Eine Statistik bereitet Schalke 04 vor dem Revierderby gegen Borussia Dortmund Sorge: Pierre-Emerick Aubameyang trifft fast so oft wie ein halbes Dutzend Schalker.

Borussia Dortmunds Pierre-Emerick Aubameyang möchte im Revierderby am Samstag beim FC Schalke 04 seine Trefferquote weiter verbessern (ab 15.30 Uhr LIVE in unserem Sportradio SPORT1.fm und im LIVETICKER bei SPORT1).

Der Gabuner jagt seiner ersten Torjägerkanone hinterher, führt die Knipserwertung der Bundesliga mit 23 Treffern vor Anthony Modeste und Robert Lewandowski an.

Damit kann es der BVB-Stürmer gleich mit den sechs besten Torschützen des FC Schalke 04 aufnehmen.

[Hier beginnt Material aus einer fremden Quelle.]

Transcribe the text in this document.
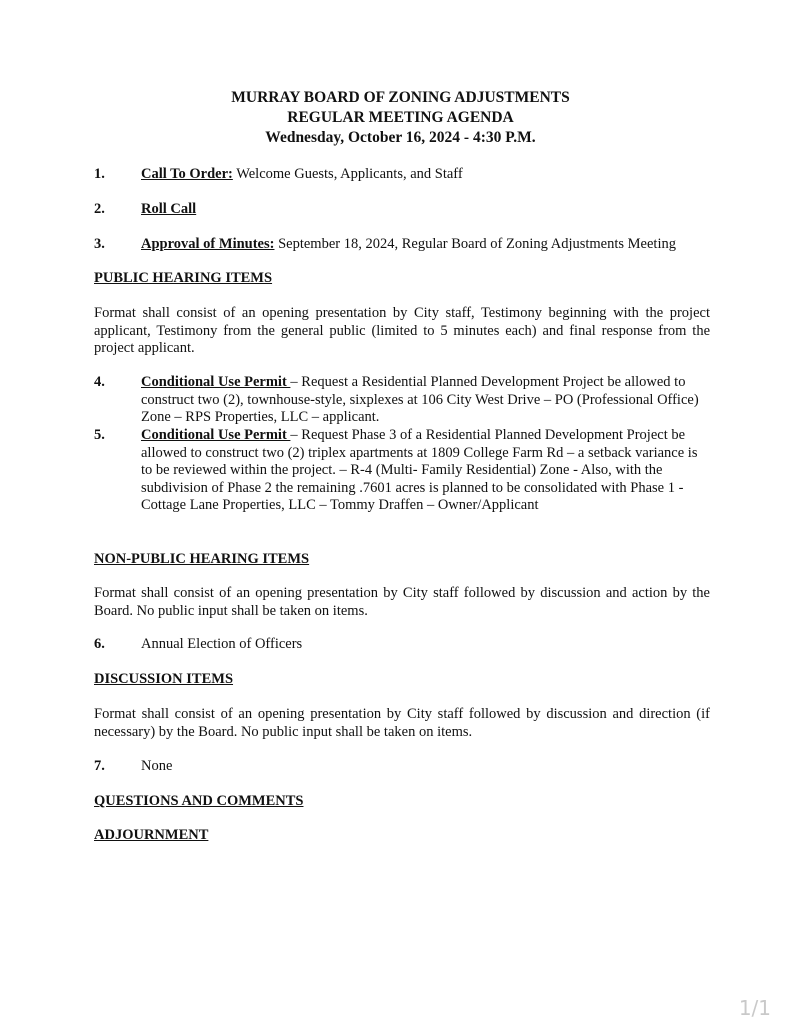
MURRAY BOARD OF ZONING ADJUSTMENTS
REGULAR MEETING AGENDA
Wednesday, October 16, 2024 - 4:30 P.M.
1. Call To Order: Welcome Guests, Applicants, and Staff
2. Roll Call
3. Approval of Minutes: September 18, 2024, Regular Board of Zoning Adjustments Meeting
PUBLIC HEARING ITEMS
Format shall consist of an opening presentation by City staff, Testimony beginning with the project applicant, Testimony from the general public (limited to 5 minutes each) and final response from the project applicant.
4. Conditional Use Permit – Request a Residential Planned Development Project be allowed to construct two (2), townhouse-style, sixplexes at 106 City West Drive – PO (Professional Office) Zone – RPS Properties, LLC – applicant.
5. Conditional Use Permit – Request Phase 3 of a Residential Planned Development Project be allowed to construct two (2) triplex apartments at 1809 College Farm Rd – a setback variance is to be reviewed within the project. – R-4 (Multi- Family Residential) Zone - Also, with the subdivision of Phase 2 the remaining .7601 acres is planned to be consolidated with Phase 1 - Cottage Lane Properties, LLC – Tommy Draffen – Owner/Applicant
NON-PUBLIC HEARING ITEMS
Format shall consist of an opening presentation by City staff followed by discussion and action by the Board. No public input shall be taken on items.
6. Annual Election of Officers
DISCUSSION ITEMS
Format shall consist of an opening presentation by City staff followed by discussion and direction (if necessary) by the Board. No public input shall be taken on items.
7. None
QUESTIONS AND COMMENTS
ADJOURNMENT
1/1
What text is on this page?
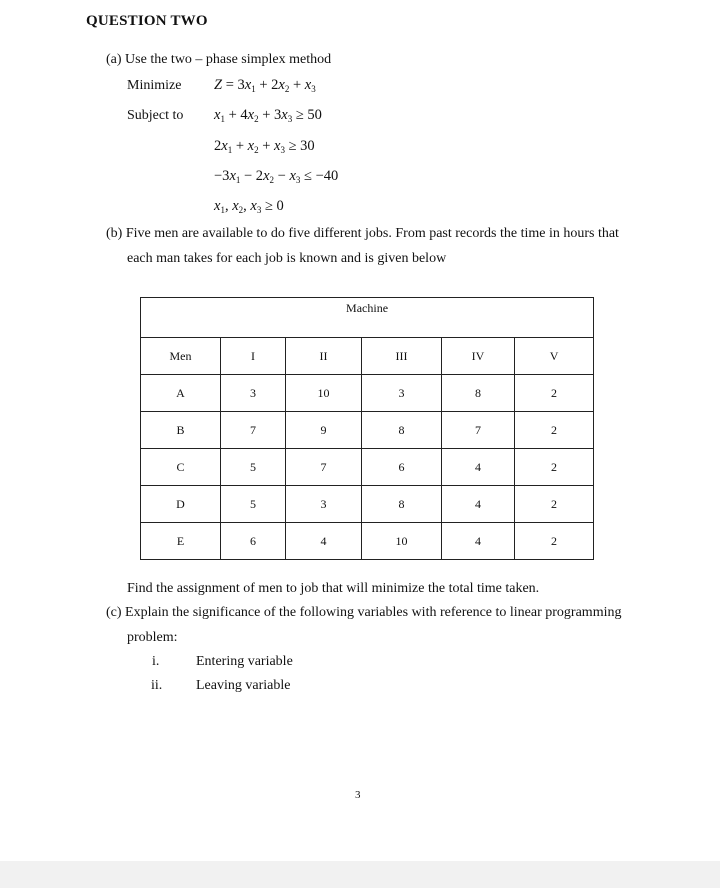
QUESTION TWO
(a) Use the two – phase simplex method
Minimize $Z = 3x_1 + 2x_2 + x_3$
Subject to $x_1 + 4x_2 + 3x_3 \ge 50$
$2x_1 + x_2 + x_3 \ge 30$
$-3x_1 - 2x_2 - x_3 \le -40$
$x_1$, $x_2$, $x_3 \ge 0$
(b) Five men are available to do five different jobs. From past records the time in hours that
each man takes for each job is known and is given below
Machine					
Men	I	II	III	IV	V
A	3	10	3	8	2
B	7	9	8	7	2
C	5	7	6	4	2
D	5	3	8	4	2
E	6	4	10	4	2
Find the assignment of men to job that will minimize the total time taken.
(c) Explain the significance of the following variables with reference to linear programming
problem:
i.	Entering variable
ii. Leaving variable
3
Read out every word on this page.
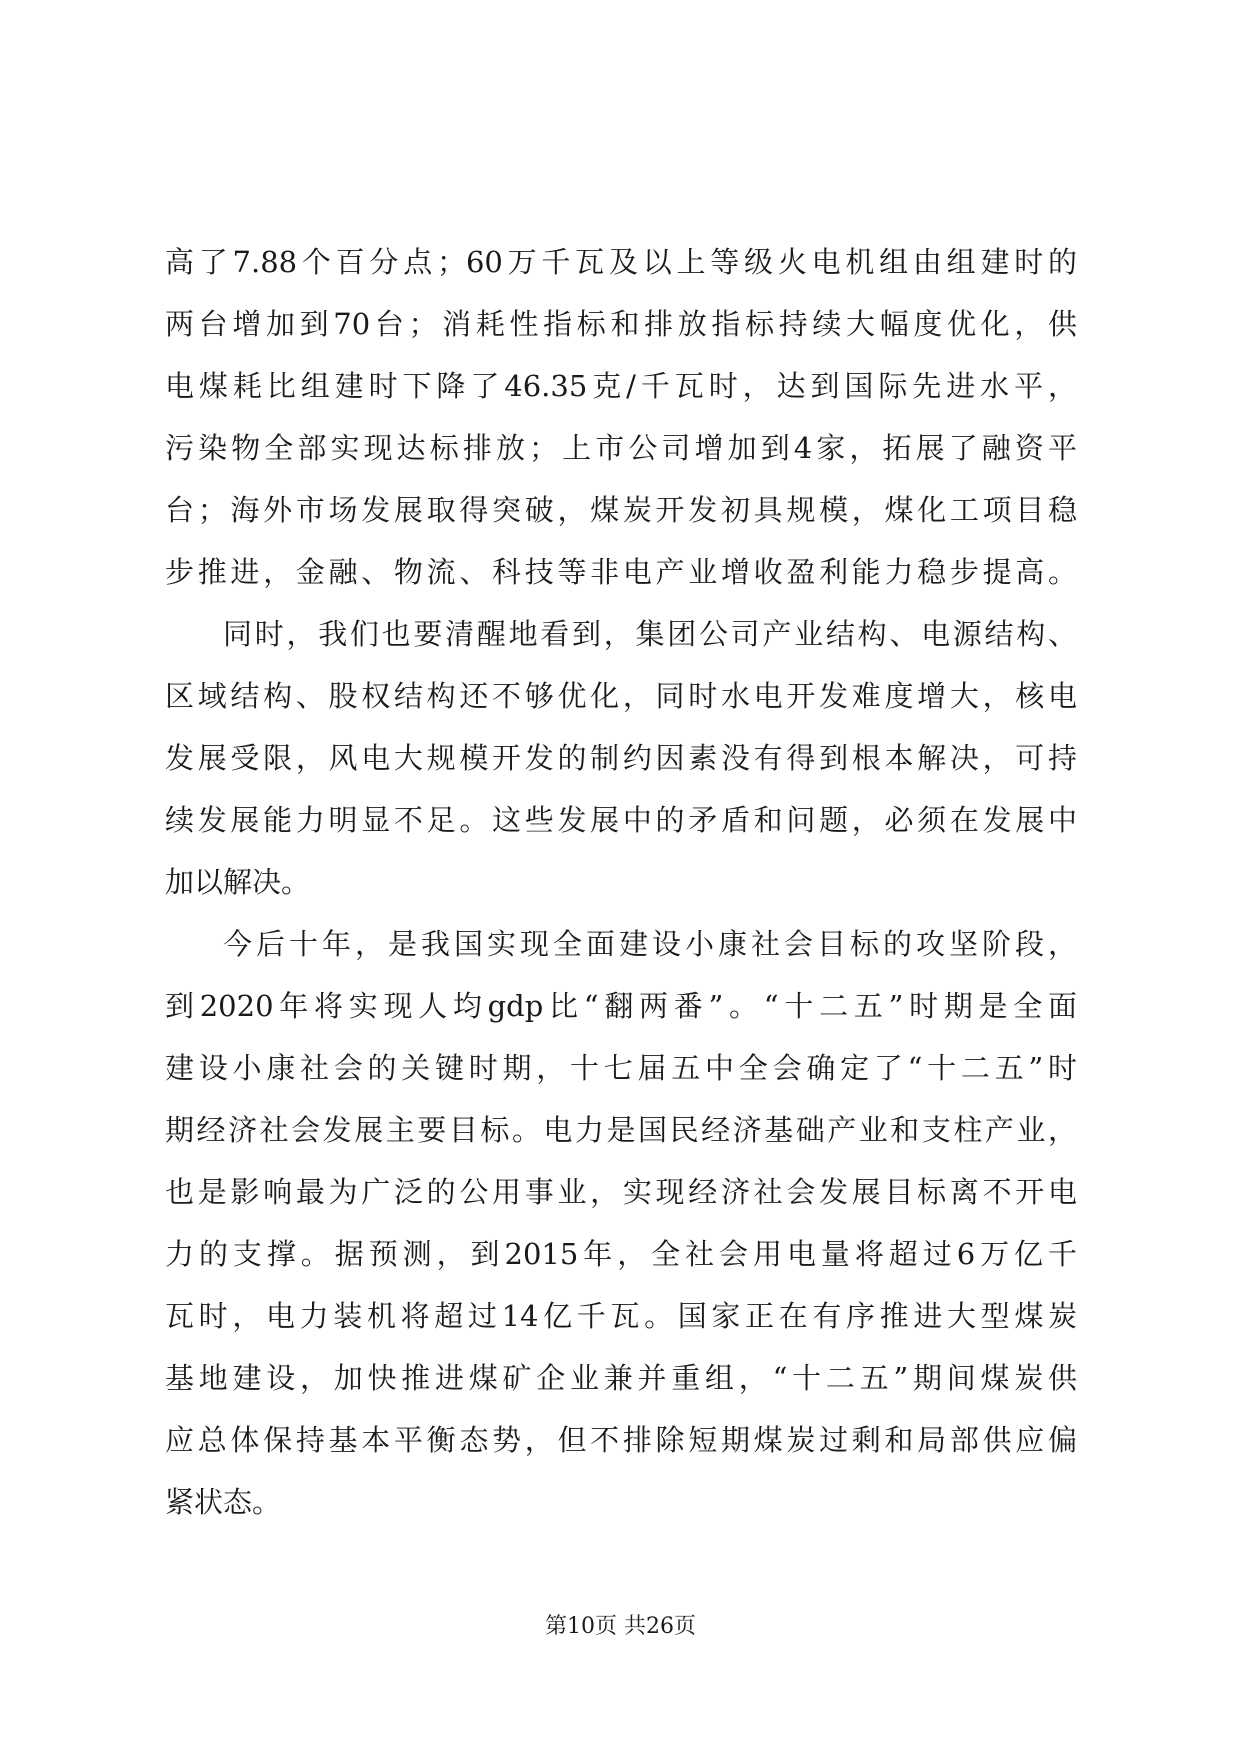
高了7.88个百分点；60万千瓦及以上等级火电机组由组建时的
两台增加到70台；消耗性指标和排放指标持续大幅度优化，供
电煤耗比组建时下降了46.35克/千瓦时，达到国际先进水平，
污染物全部实现达标排放；上市公司增加到4家，拓展了融资平
台；海外市场发展取得突破，煤炭开发初具规模，煤化工项目稳
步推进，金融、物流、科技等非电产业增收盈利能力稳步提高。
同时，我们也要清醒地看到，集团公司产业结构、电源结构、
区域结构、股权结构还不够优化，同时水电开发难度增大，核电
发展受限，风电大规模开发的制约因素没有得到根本解决，可持
续发展能力明显不足。这些发展中的矛盾和问题，必须在发展中
加以解决。
今后十年，是我国实现全面建设小康社会目标的攻坚阶段，
到2020年将实现人均gdp比“翻两番”。“十二五”时期是全面
建设小康社会的关键时期，十七届五中全会确定了“十二五”时
期经济社会发展主要目标。电力是国民经济基础产业和支柱产业，
也是影响最为广泛的公用事业，实现经济社会发展目标离不开电
力的支撑。据预测，到2015年，全社会用电量将超过6万亿千
瓦时，电力装机将超过14亿千瓦。国家正在有序推进大型煤炭
基地建设，加快推进煤矿企业兼并重组，“十二五”期间煤炭供
应总体保持基本平衡态势，但不排除短期煤炭过剩和局部供应偏
紧状态。
第10页 共26页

Im Vergleich mit den besten Schalker Torschützen hat Dortmunds Pierre Emerick-Aubameyang gut lachen © SPORT1/iM Football

Die haben zusammen nämlich nur einen Treffer mehr erzielt als "Auba".

Mittelfeldspieler gefährlicher als Stürmer

Auffällig: Unter den Schalker Top-Torjägern befinden sich mit Guido Burgstaller und Eric-Maxim Choupo-Moting nur zwei nominelle Stürmer - und die haben nicht einmal am häufigsten getroffen.

Mit fünf Bundesliga-Toren waren Nabil Bentaleb und Alessandro Schöpf, ein zentraler Mittelfeldspieler und ein Außenverteidiger, am gefährlichsten. Leon Goretzka hat mit vier Treffern genauso viele Treffer wie Burgstaller - der allerdings erst im Winter kam - und sogar einen mehr als Choupo-Moting auf dem Konto.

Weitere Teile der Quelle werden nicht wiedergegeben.